Von Johannes Kuhn, San Francisco

"Das Maß ist voll", ließ Dwight D. Eisenhower wissen. "Kuba ist in Alarmbereitschaft", entgegnete Fidel Castro.

So klangen die Staatschefs der USA und Kubas am 3. Januar 1961, als Washington die diplomatischen Verbindungen zum Inselstaat kappte und die Schließung der US-amerikanischen Botschaft anordnete.

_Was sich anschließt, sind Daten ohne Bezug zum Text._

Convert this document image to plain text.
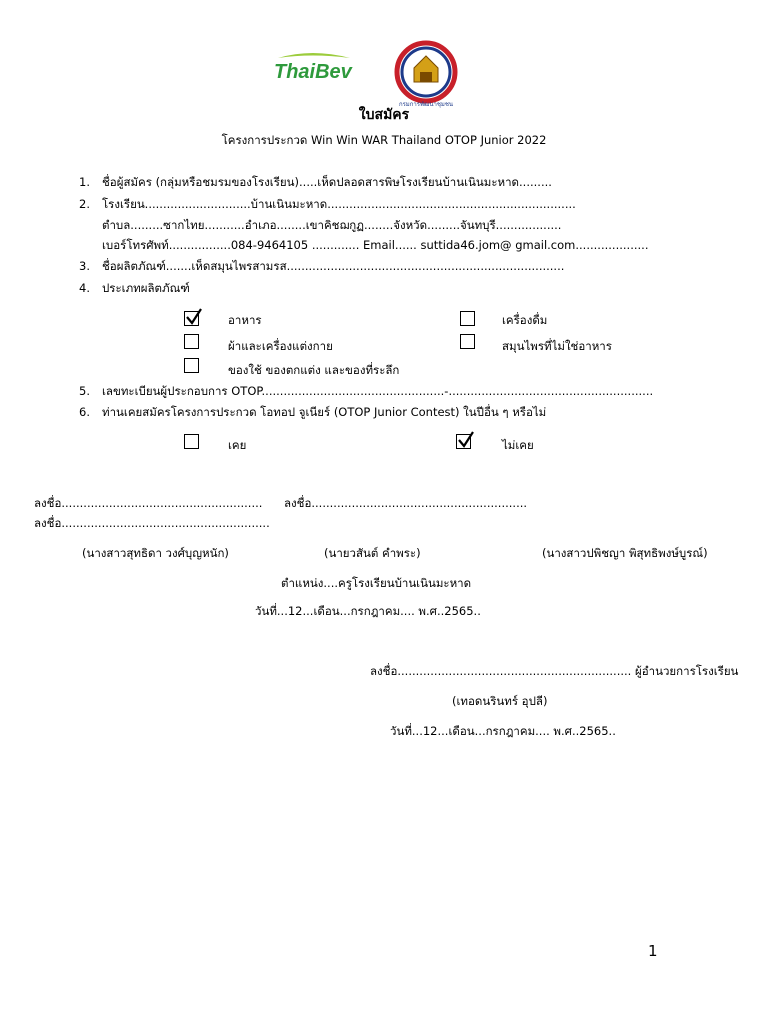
ThaiBev
กรมการพัฒนาชุมชน
ใบสมัคร
โครงการประกวด Win Win WAR Thailand OTOP Junior 2022
1. ชื่อผู้สมัคร (กลุ่มหรือชมรมของโรงเรียน).....เห็ดปลอดสารพิษโรงเรียนบ้านเนินมะหาด.........
2. โรงเรียน.............................บ้านเนินมะหาด....................................................................
ตำบล.........ซากไทย...........อำเภอ........เขาคิชฌกูฏ........จังหวัด.........จันทบุรี..................
เบอร์โทรศัพท์.................084-9464105 ............. Email...... suttida46.jom@ gmail.com....................
3. ชื่อผลิตภัณฑ์.......เห็ดสมุนไพรสามรส............................................................................
4. ประเภทผลิตภัณฑ์
อาหาร	เครื่องดื่ม
ผ้าและเครื่องแต่งกาย	สมุนไพรที่ไม่ใช่อาหาร
ของใช้ ของตกแต่ง และของที่ระลึก
5. เลขทะเบียนผู้ประกอบการ OTOP..................................................-........................................................
6. ท่านเคยสมัครโครงการประกวด โอทอป จูเนียร์ (OTOP Junior Contest) ในปีอื่น ๆ หรือไม่
เคย	ไม่เคย
ลงชื่อ....................................................... ลงชื่อ...........................................................
ลงชื่อ.........................................................
(นางสาวสุทธิดา วงศ์บุญหนัก)	(นายวสันต์ คำพระ)	(นางสาวปพิชญา พิสุทธิพงษ์บูรณ์)
ตำแหน่ง....ครูโรงเรียนบ้านเนินมะหาด
วันที่...12...เดือน...กรกฎาคม.... พ.ศ..2565..
ลงชื่อ................................................................ ผู้อำนวยการโรงเรียน
(เทอดนรินทร์ อุปลี)
วันที่...12...เดือน...กรกฎาคม.... พ.ศ..2565..
1
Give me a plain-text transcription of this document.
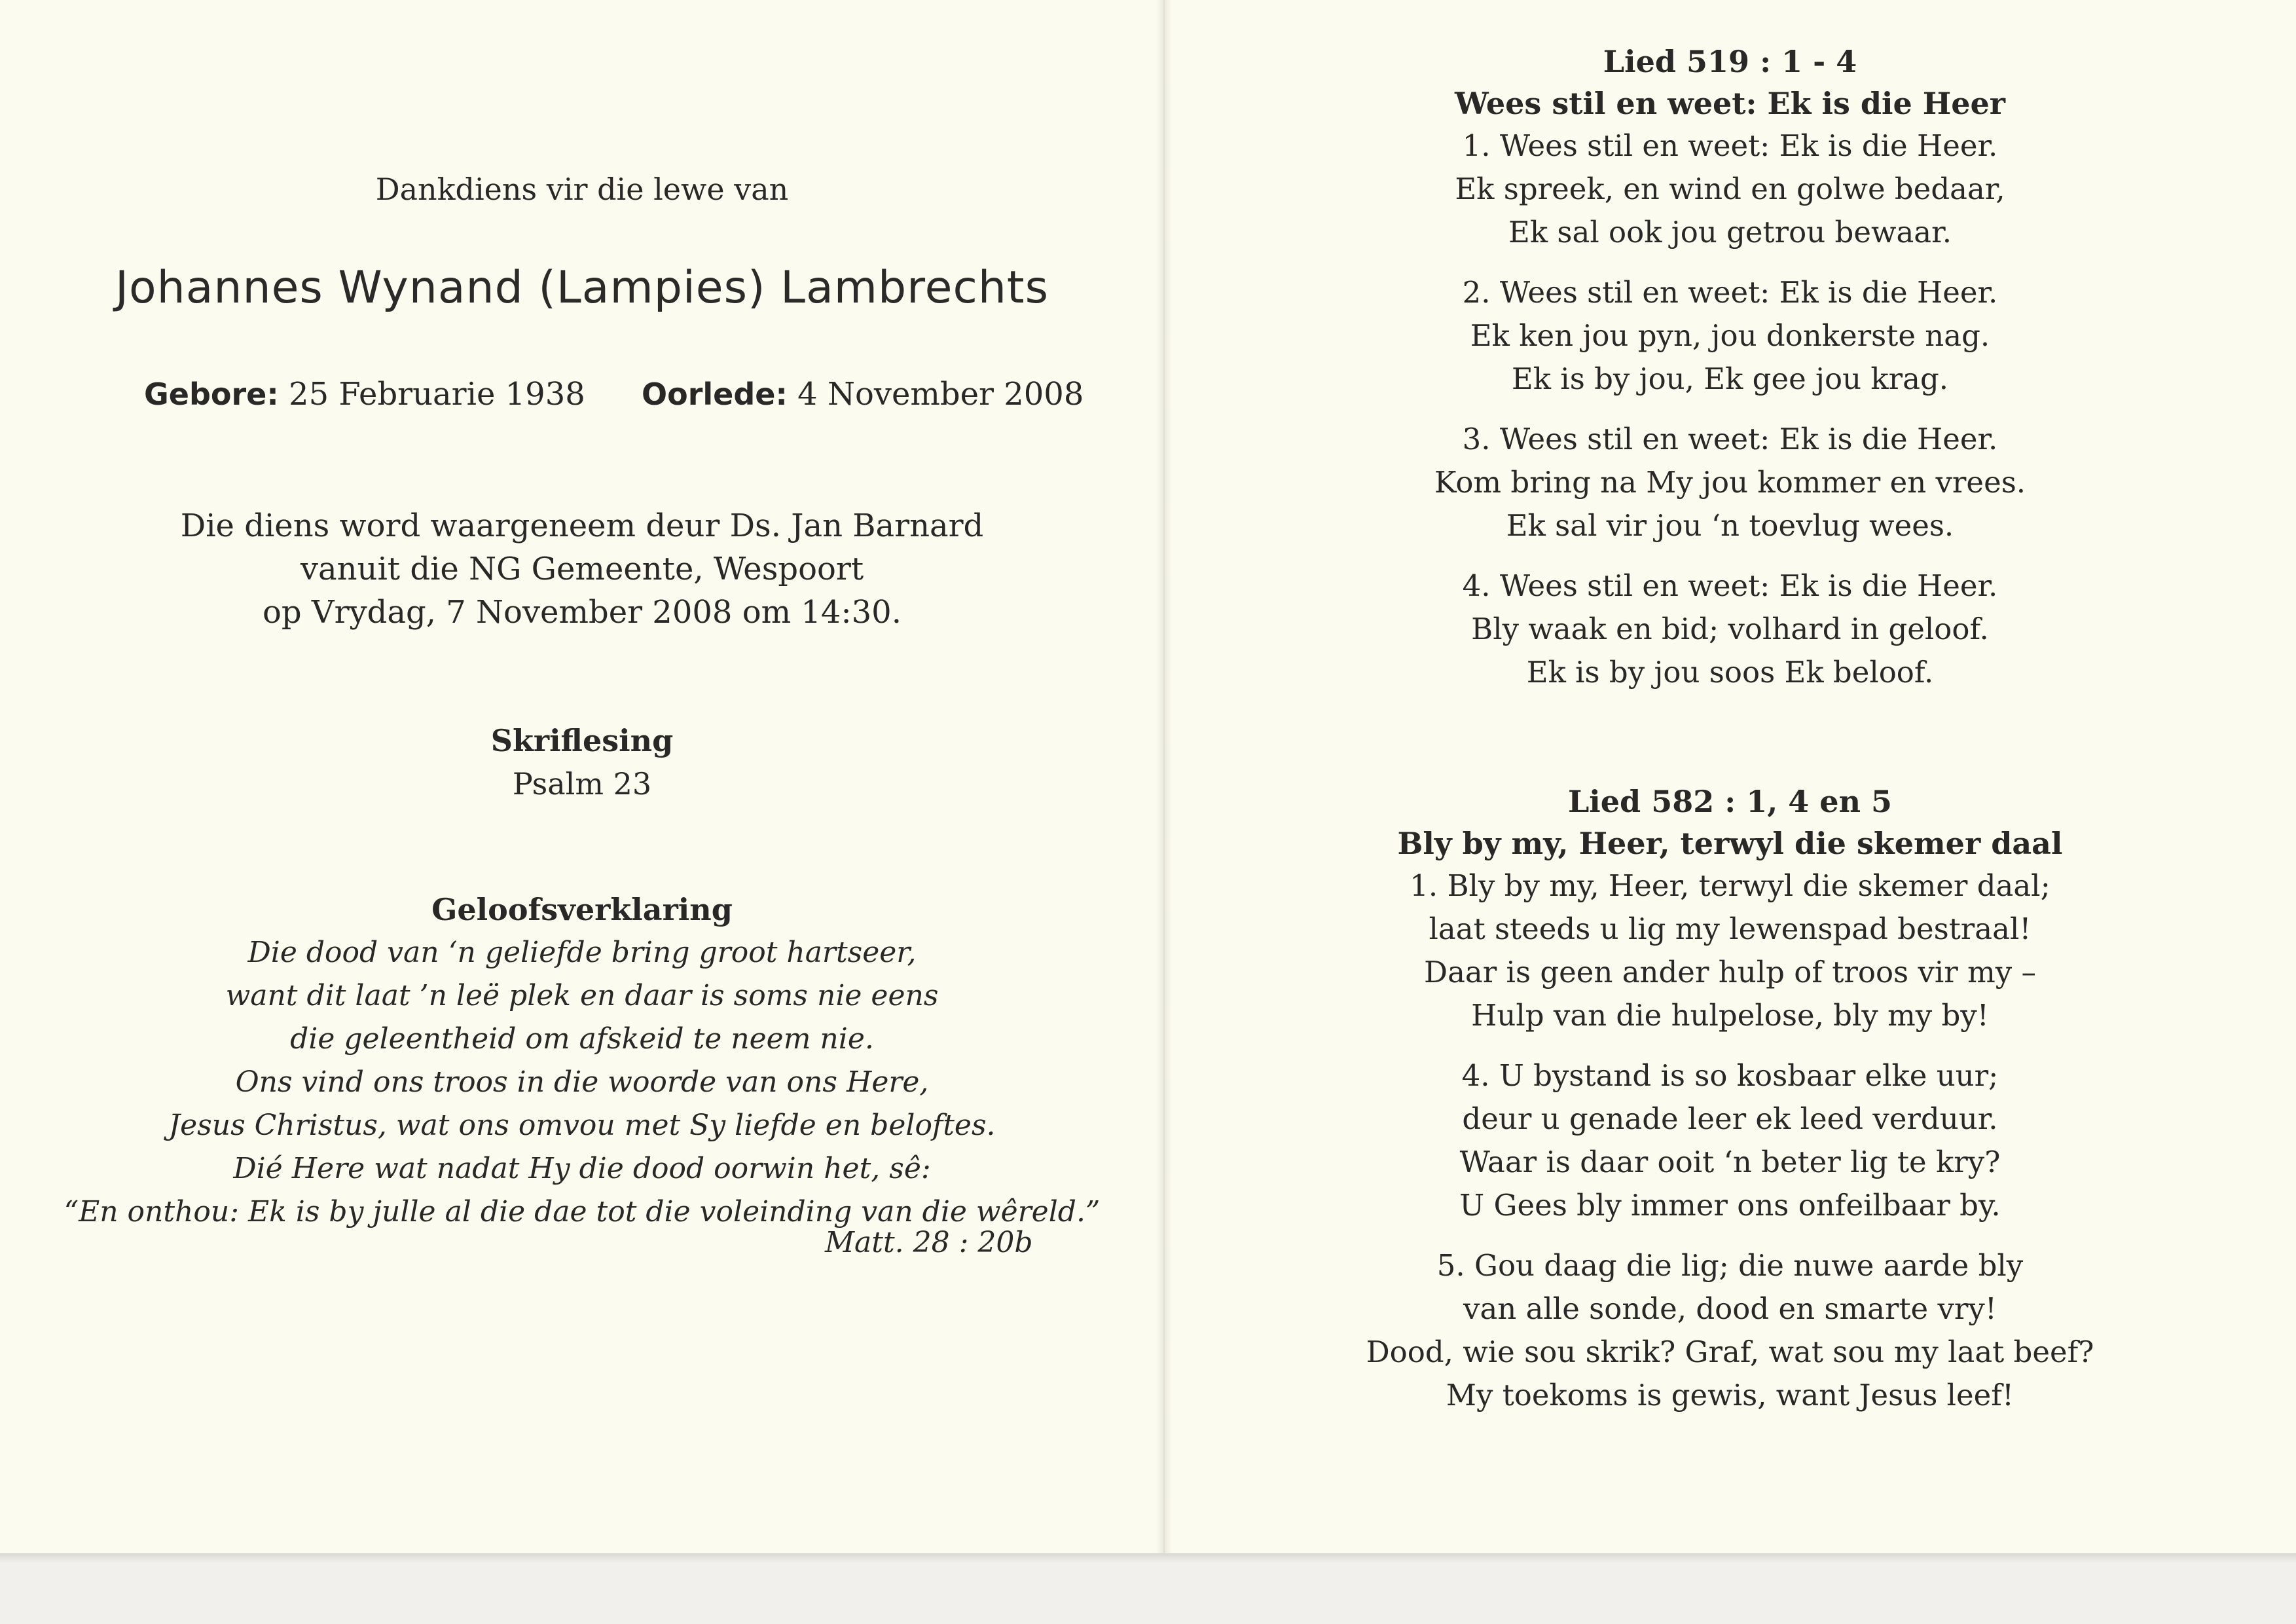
Dankdiens vir die lewe van
Johannes Wynand (Lampies) Lambrechts
Gebore: 25 Februarie 1938 Oorlede: 4 November 2008
Die diens word waargeneem deur Ds. Jan Barnard
vanuit die NG Gemeente, Wespoort
op Vrydag, 7 November 2008 om 14:30.
Skriflesing
Psalm 23
Geloofsverklaring
Die dood van ‘n geliefde bring groot hartseer,
want dit laat ’n leë plek en daar is soms nie eens
die geleentheid om afskeid te neem nie.
Ons vind ons troos in die woorde van ons Here,
Jesus Christus, wat ons omvou met Sy liefde en beloftes.
Dié Here wat nadat Hy die dood oorwin het, sê:
“En onthou: Ek is by julle al die dae tot die voleinding van die wêreld.”
Matt. 28 : 20b
Lied 519 : 1 - 4
Wees stil en weet: Ek is die Heer
1. Wees stil en weet: Ek is die Heer.
Ek spreek, en wind en golwe bedaar,
Ek sal ook jou getrou bewaar.
2. Wees stil en weet: Ek is die Heer.
Ek ken jou pyn, jou donkerste nag.
Ek is by jou, Ek gee jou krag.
3. Wees stil en weet: Ek is die Heer.
Kom bring na My jou kommer en vrees.
Ek sal vir jou ‘n toevlug wees.
4. Wees stil en weet: Ek is die Heer.
Bly waak en bid; volhard in geloof.
Ek is by jou soos Ek beloof.
Lied 582 : 1, 4 en 5
Bly by my, Heer, terwyl die skemer daal
1. Bly by my, Heer, terwyl die skemer daal;
laat steeds u lig my lewenspad bestraal!
Daar is geen ander hulp of troos vir my –
Hulp van die hulpelose, bly my by!
4. U bystand is so kosbaar elke uur;
deur u genade leer ek leed verduur.
Waar is daar ooit ‘n beter lig te kry?
U Gees bly immer ons onfeilbaar by.
5. Gou daag die lig; die nuwe aarde bly
van alle sonde, dood en smarte vry!
Dood, wie sou skrik? Graf, wat sou my laat beef?
My toekoms is gewis, want Jesus leef!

Mehr als 54 Jahre später werden die Staatsspitzen wieder über die Botschaft sprechen, und ein Protagonist heißt immer noch Castro (Fidels Bruder Raúl). Der Ton dürfte, so lässt sich prognostizieren, freundlicher sein.

Die beiden Länder werden am Mittwoch die Wiedereröffnung der jeweiligen Landesvertretung verkünden, wie vorab bekannt wurde. Es ist der nächste einer Reihe von Schritten seit Dezember 2014, als US-Präsident Barack Obama eine grundlegende Neuausrichtung der Beziehungen zum Inselstaat angekündigt hatte.

Historischer Knackpunkt

Seit einigen Monaten können Amerikaner einfacher und ohne Umweg nach Kuba reisen, im kleinen Rahmen pflegen beide Länder wieder wirtschaftliche Beziehungen. Vor wenigen Wochen nahm Washington Kuba von der Liste der Terror-Unterstützer.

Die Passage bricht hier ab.